Sustenance: A Triptych

Amy Holwerda



Beyond the cross on the streets of Kreutzberg, Turkish men stand on corners rubbing fingers over grease-splattered aprons outside their kebab stands. Meat hangs in the windows as lines of customers watch butchers shave slivers of lamb from the joint with an electric knife.

When I walk past their shops or see them smoking thin cigars on the street corner, the men whistle, purring like tigers with fresh fish, and I cannot remember the words verpiss dich, piss off. They offer me crispy pita slathered with garlic yogurt and purple cabbage. When I do not refuse, they lean in close across the counter, breathing stale smoke into my mouth, their stares consuming me. They trace greasy fingers down the length of my arm, testing me, knowing I am too stubborn to look away.


I am healthy until the day my lips turn blue and the breath threads thin as fish bone from my lungs. When I wake, the doctor presses cold metal against my skin. He asks me questions I don’t understand until later, when my sister translates the German. I want to say the pain is sharp, like a sword in the side. Like lungs collapsing under weight. Words are difficult. Like breath. Like the promise of death.
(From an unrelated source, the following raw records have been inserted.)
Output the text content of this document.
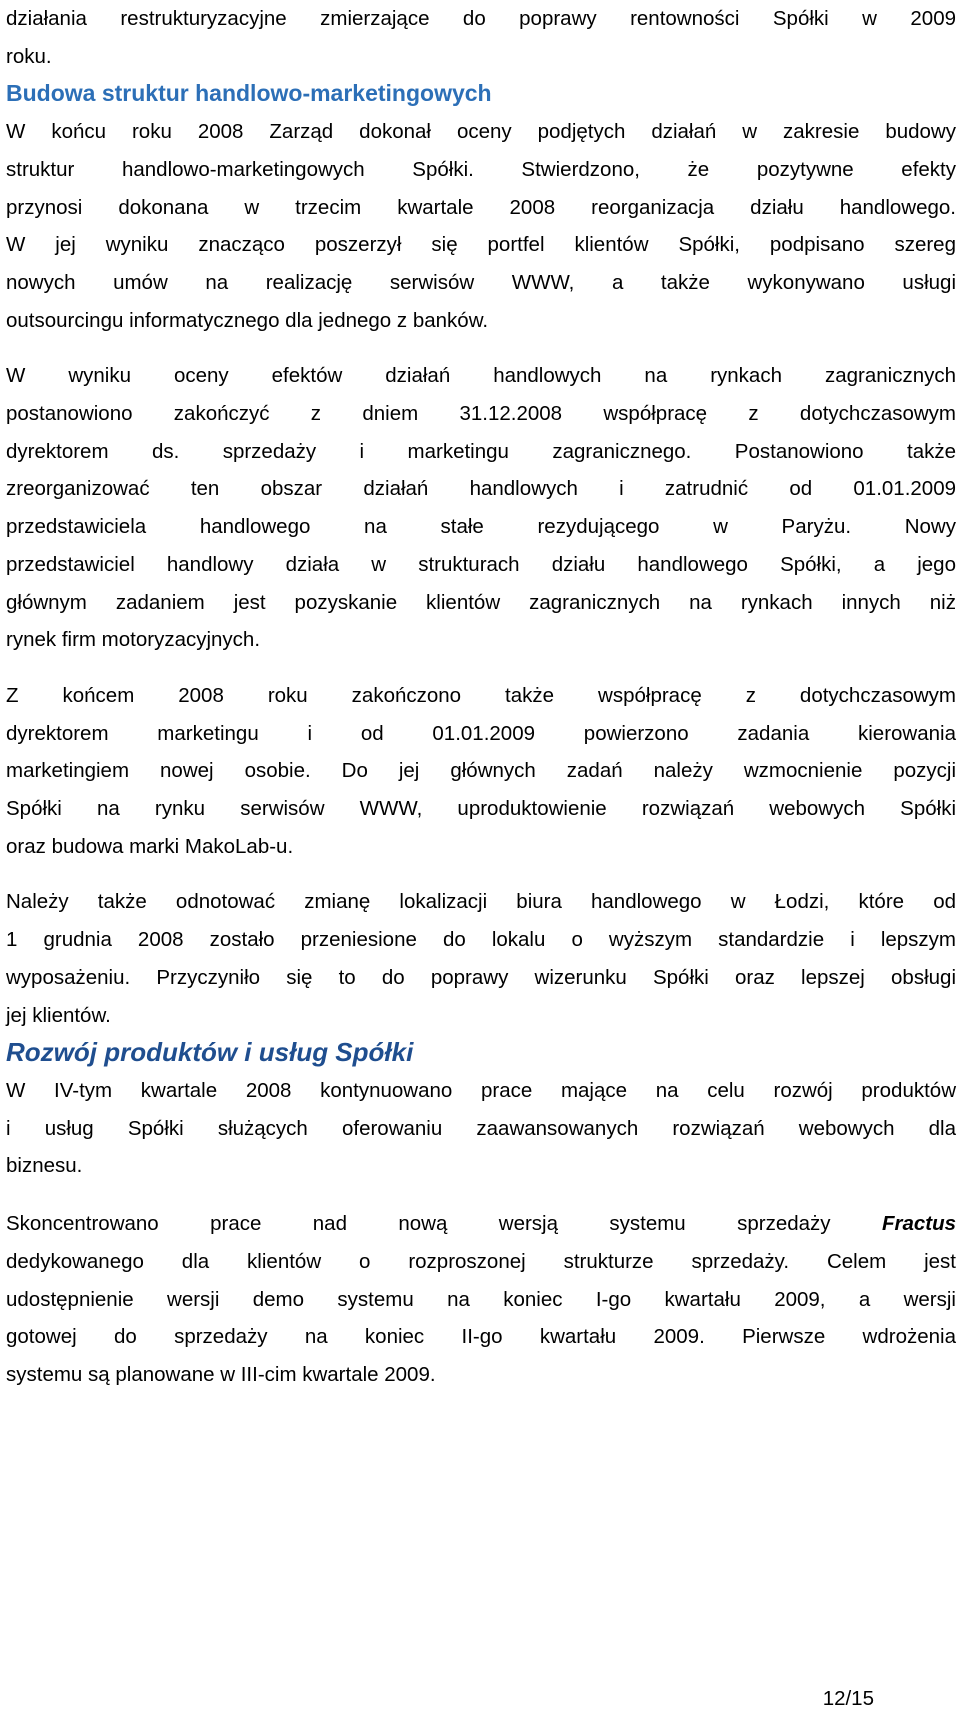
działania restrukturyzacyjne zmierzające do poprawy rentowności Spółki w 2009
roku.
Budowa struktur handlowo-marketingowych
W końcu roku 2008 Zarząd dokonał oceny podjętych działań w zakresie budowy
struktur handlowo-marketingowych Spółki. Stwierdzono, że pozytywne efekty
przynosi dokonana w trzecim kwartale 2008 reorganizacja działu handlowego.
W jej wyniku znacząco poszerzył się portfel klientów Spółki, podpisano szereg
nowych umów na realizację serwisów WWW, a także wykonywano usługi
outsourcingu informatycznego dla jednego z banków.
W wyniku oceny efektów działań handlowych na rynkach zagranicznych
postanowiono zakończyć z dniem 31.12.2008 współpracę z dotychczasowym
dyrektorem ds. sprzedaży i marketingu zagranicznego. Postanowiono także
zreorganizować ten obszar działań handlowych i zatrudnić od 01.01.2009
przedstawiciela handlowego na stałe rezydującego w Paryżu. Nowy
przedstawiciel handlowy działa w strukturach działu handlowego Spółki, a jego
głównym zadaniem jest pozyskanie klientów zagranicznych na rynkach innych niż
rynek firm motoryzacyjnych.
Z końcem 2008 roku zakończono także współpracę z dotychczasowym
dyrektorem marketingu i od 01.01.2009 powierzono zadania kierowania
marketingiem nowej osobie. Do jej głównych zadań należy wzmocnienie pozycji
Spółki na rynku serwisów WWW, uproduktowienie rozwiązań webowych Spółki
oraz budowa marki MakoLab-u.
Należy także odnotować zmianę lokalizacji biura handlowego w Łodzi, które od
1 grudnia 2008 zostało przeniesione do lokalu o wyższym standardzie i lepszym
wyposażeniu. Przyczyniło się to do poprawy wizerunku Spółki oraz lepszej obsługi
jej klientów.
Rozwój produktów i usług Spółki
W IV-tym kwartale 2008 kontynuowano prace mające na celu rozwój produktów
i usług Spółki służących oferowaniu zaawansowanych rozwiązań webowych dla
biznesu.
Skoncentrowano prace nad nową wersją systemu sprzedaży	Fractus
dedykowanego dla klientów o rozproszonej strukturze sprzedaży. Celem jest
udostępnienie wersji demo systemu na koniec I-go kwartału 2009, a wersji
gotowej do sprzedaży na koniec II-go kwartału 2009. Pierwsze wdrożenia
systemu są planowane w III-cim kwartale 2009.
12/15
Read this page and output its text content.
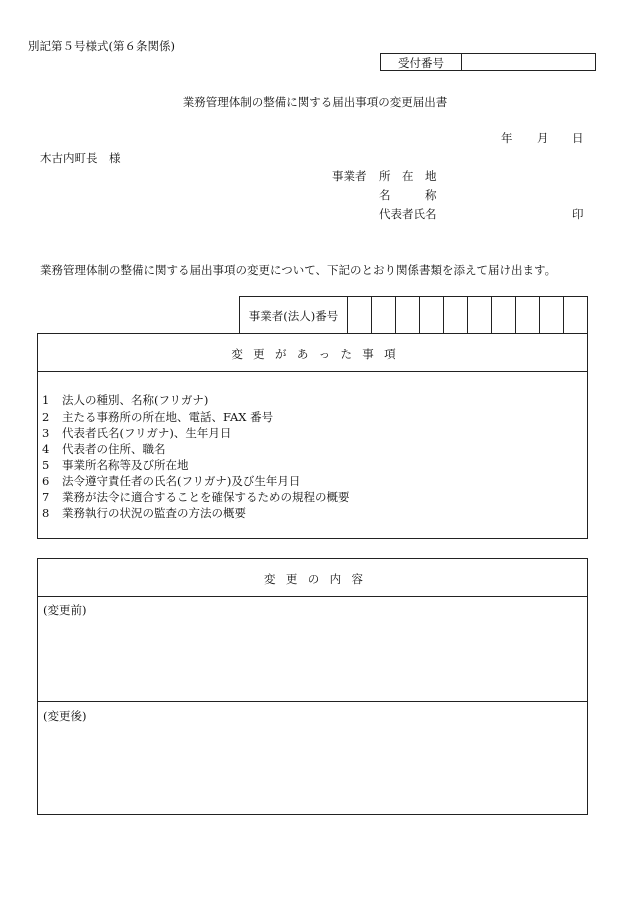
別記第５号様式(第６条関係)
受付番号
業務管理体制の整備に関する届出事項の変更届出書
年 月 日
木古内町長　様
事業者 所　在　地
名　　　称
代表者氏名	印
業務管理体制の整備に関する届出事項の変更について、下記のとおり関係書類を添えて届け出ます。
事業者(法人)番号
変更があった事項
1 法人の種別、名称(フリガナ)
2 主たる事務所の所在地、電話、FAX 番号
3 代表者氏名(フリガナ)、生年月日
4 代表者の住所、職名
5 事業所名称等及び所在地
6 法令遵守責任者の氏名(フリガナ)及び生年月日
7 業務が法令に適合することを確保するための規程の概要
8 業務執行の状況の監査の方法の概要
変更の内容
(変更前)
(変更後)
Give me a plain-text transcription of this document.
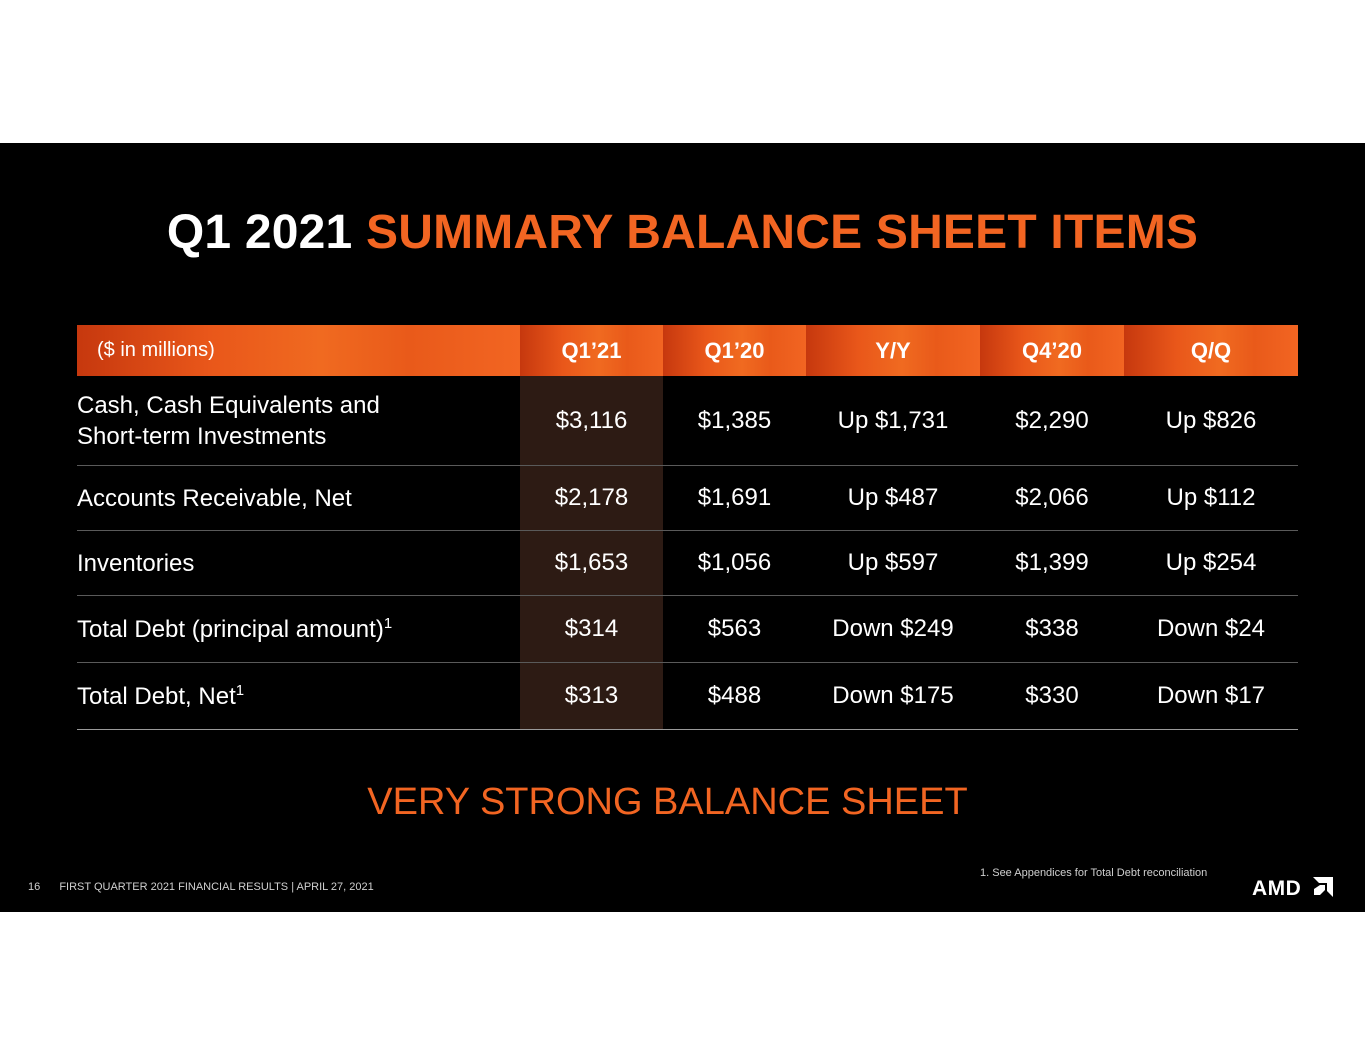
Q1 2021 SUMMARY BALANCE SHEET ITEMS
($ in millions)	Q1’21	Q1’20	Y/Y	Q4’20	Q/Q

Cash, Cash Equivalents and
Short-term Investments	$3,116	$1,385	Up $1,731	$2,290	Up $826
Accounts Receivable, Net	$2,178	$1,691	Up $487	$2,066	Up $112
Inventories	$1,653	$1,056	Up $597	$1,399	Up $254
Total Debt (principal amount)$^1$	$314	$563	Down $249	$338	Down $24
Total Debt, Net$^1$	$313	$488	Down $175	$330	Down $17
VERY STRONG BALANCE SHEET
1. See Appendices for Total Debt reconciliation
16 FIRST QUARTER 2021 FINANCIAL RESULTS | APRIL 27, 2021	AMD
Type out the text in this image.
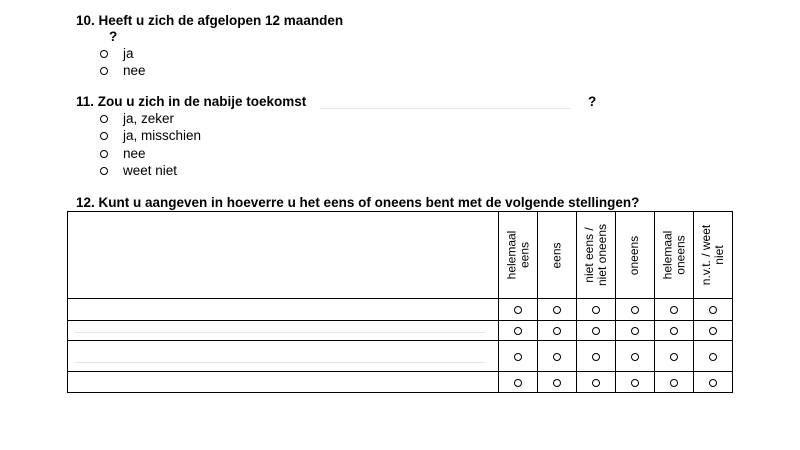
10. Heeft u zich de afgelopen 12 maanden
?
ja
nee
11. Zou u zich in de nabije toekomst	?
ja, zeker
ja, misschien
nee
weet niet
12. Kunt u aangeven in hoeverre u het eens of oneens bent met de volgende stellingen?
helemaal
eens eens niet eens /
niet oneens oneens helemaal
oneens n.v.t. / weet
niet
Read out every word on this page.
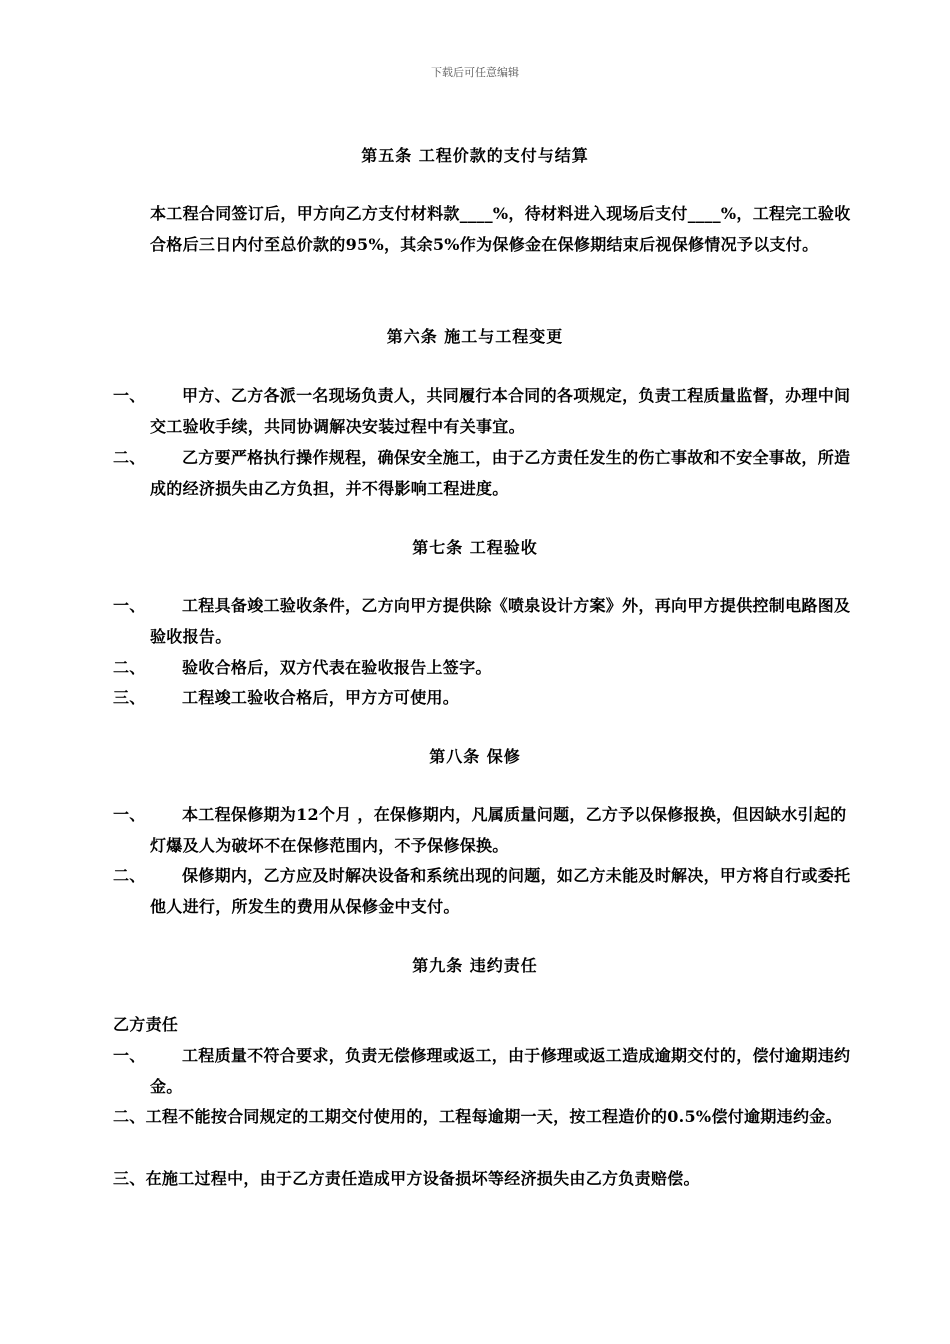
下载后可任意编辑
第五条 工程价款的支付与结算
本工程合同签订后，甲方向乙方支付材料款____%，待材料进入现场后支付____%，工程完工验收合格后三日内付至总价款的95%，其余5%作为保修金在保修期结束后视保修情况予以支付。
第六条 施工与工程变更
一、	甲方、乙方各派一名现场负责人，共同履行本合同的各项规定，负责工程质量监督，办理中间交工验收手续，共同协调解决安装过程中有关事宜。
二、	乙方要严格执行操作规程，确保安全施工，由于乙方责任发生的伤亡事故和不安全事故，所造成的经济损失由乙方负担，并不得影响工程进度。
第七条 工程验收
一、	工程具备竣工验收条件，乙方向甲方提供除《喷泉设计方案》外，再向甲方提供控制电路图及验收报告。
二、	验收合格后，双方代表在验收报告上签字。
三、	工程竣工验收合格后，甲方方可使用。
第八条 保修
一、	本工程保修期为12个月 ，在保修期内，凡属质量问题，乙方予以保修报换，但因缺水引起的灯爆及人为破坏不在保修范围内，不予保修保换。
二、	保修期内，乙方应及时解决设备和系统出现的问题，如乙方未能及时解决，甲方将自行或委托他人进行，所发生的费用从保修金中支付。
第九条 违约责任
乙方责任
一、	工程质量不符合要求，负责无偿修理或返工，由于修理或返工造成逾期交付的，偿付逾期违约金。
二、工程不能按合同规定的工期交付使用的，工程每逾期一天，按工程造价的0.5%偿付逾期违约金。
三、在施工过程中，由于乙方责任造成甲方设备损坏等经济损失由乙方负责赔偿。
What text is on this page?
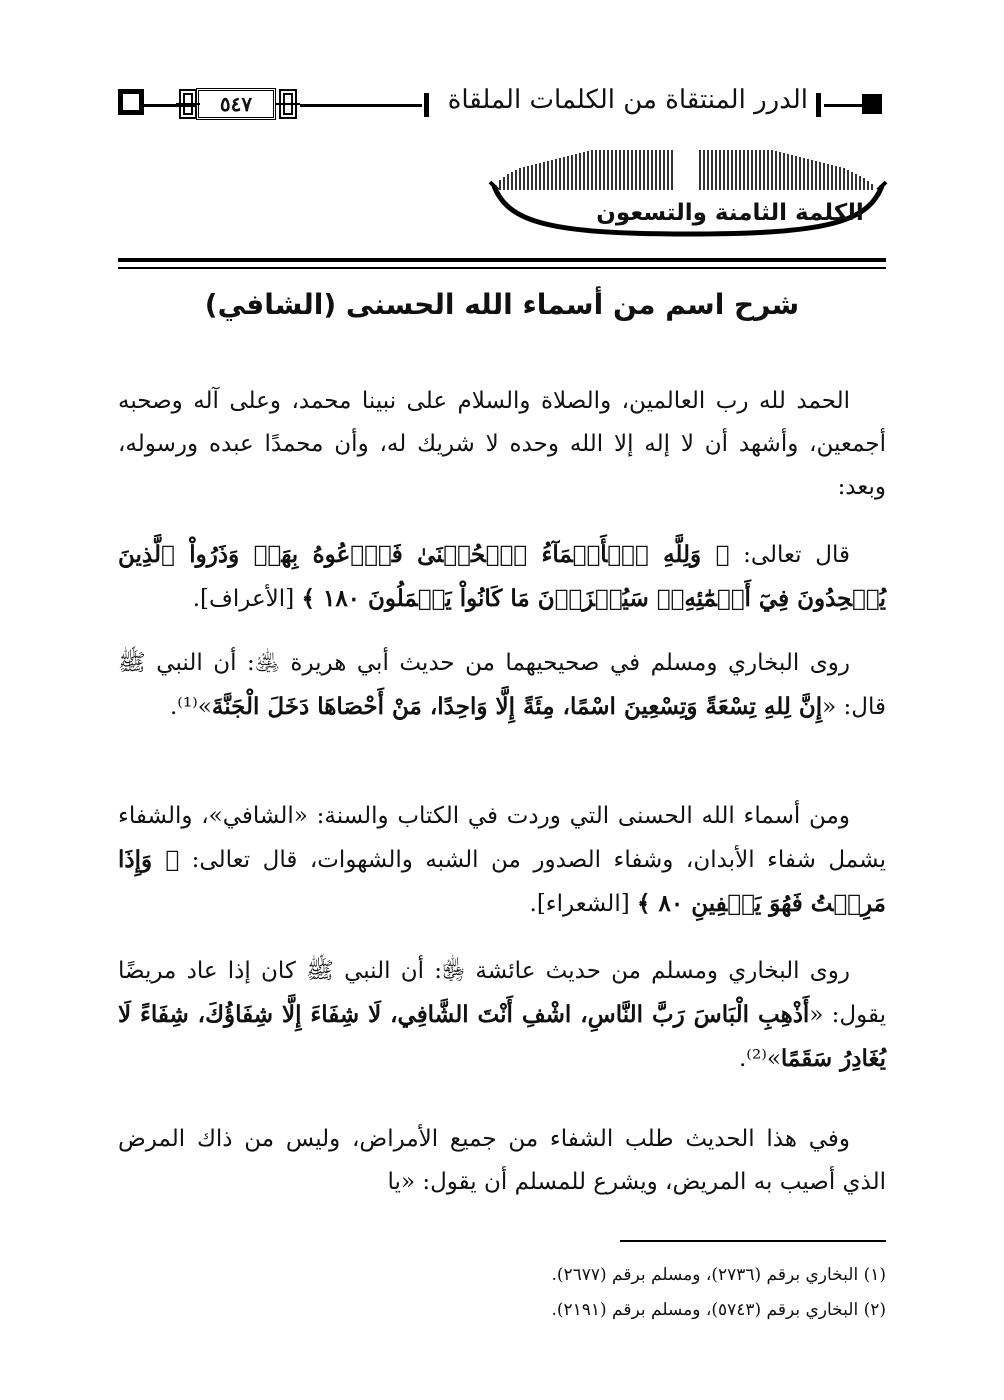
٥٤٧	الدرر المنتقاة من الكلمات الملقاة
الكلمة الثامنة والتسعون
شرح اسم من أسماء الله الحسنى (الشافي)
الحمد لله رب العالمين، والصلاة والسلام على نبينا محمد، وعلى آله وصحبه أجمعين، وأشهد أن لا إله إلا الله وحده لا شريك له، وأن محمدًا عبده ورسوله، وبعد:
قال تعالى: ﴿ وَلِلَّهِ ٱلۡأَسۡمَآءُ ٱلۡحُسۡنَىٰ فَٱدۡعُوهُ بِهَاۖ وَذَرُواْ ٱلَّذِينَ يُلۡحِدُونَ فِيٓ أَسۡمَٰٓئِهِۦۚ سَيُجۡزَوۡنَ مَا كَانُواْ يَعۡمَلُونَ ١٨٠ ﴾ [الأعراف].
روى البخاري ومسلم في صحيحيهما من حديث أبي هريرة ﵁: أن النبي ﷺ قال: «إِنَّ لِلهِ تِسْعَةً وَتِسْعِينَ اسْمًا، مِئَةً إِلَّا وَاحِدًا، مَنْ أَحْصَاهَا دَخَلَ الْجَنَّةَ»⁽¹⁾.
ومن أسماء الله الحسنى التي وردت في الكتاب والسنة: «الشافي»، والشفاء يشمل شفاء الأبدان، وشفاء الصدور من الشبه والشهوات، قال تعالى: ﴿ وَإِذَا مَرِضۡتُ فَهُوَ يَشۡفِينِ ٨٠ ﴾ [الشعراء].
روى البخاري ومسلم من حديث عائشة ﵂: أن النبي ﷺ كان إذا عاد مريضًا يقول: «أَذْهِبِ الْبَاسَ رَبَّ النَّاسِ، اشْفِ أَنْتَ الشَّافِي، لَا شِفَاءَ إِلَّا شِفَاؤُكَ، شِفَاءً لَا يُغَادِرُ سَقَمًا»⁽²⁾.
وفي هذا الحديث طلب الشفاء من جميع الأمراض، وليس من ذاك المرض الذي أصيب به المريض، ويشرع للمسلم أن يقول: «يا
(١) البخاري برقم (٢٧٣٦)، ومسلم برقم (٢٦٧٧).
(٢) البخاري برقم (٥٧٤٣)، ومسلم برقم (٢١٩١).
On our way home from the emergency room we buy half a rotisserie chicken from the stand around the corner. The man behind the counter plucks a toasted bird from the spit and separates one leg, one wing, and half the breast with one quick chop of his cleaver. He slides it all into a brown paper bag with napkins but no cutlery. I pull strings of juicy meat from the bones with my fingers, still shaking from the medicine that restarted my breathing.


A man’s body is crumpled on the side of the road, near the flashing street sign that orders us to gehen, gehen. Walk. A mass of shouting people rifle through his wallet, flip him over, press their lips onto his, but it is clear that he is far past saving. I fight the urge to run through the crowd and place my fingers on his skin, to trace them down the length of his white neck and over his arms, to rest in the centers of his limp palms.

Across the street, we order what has been hailed the best sushi in the city. We order without thinking, whatever they have, because we cannot swallow our shaking voices or the sake that threatens to roll back up our throats. It was once salmon, eel, octopus, but is now bodies flayed open: dead, raw, cold. When it arrives at our table someone notes that when sushi is really good, the flesh leaves no lingering flavor on your tongue.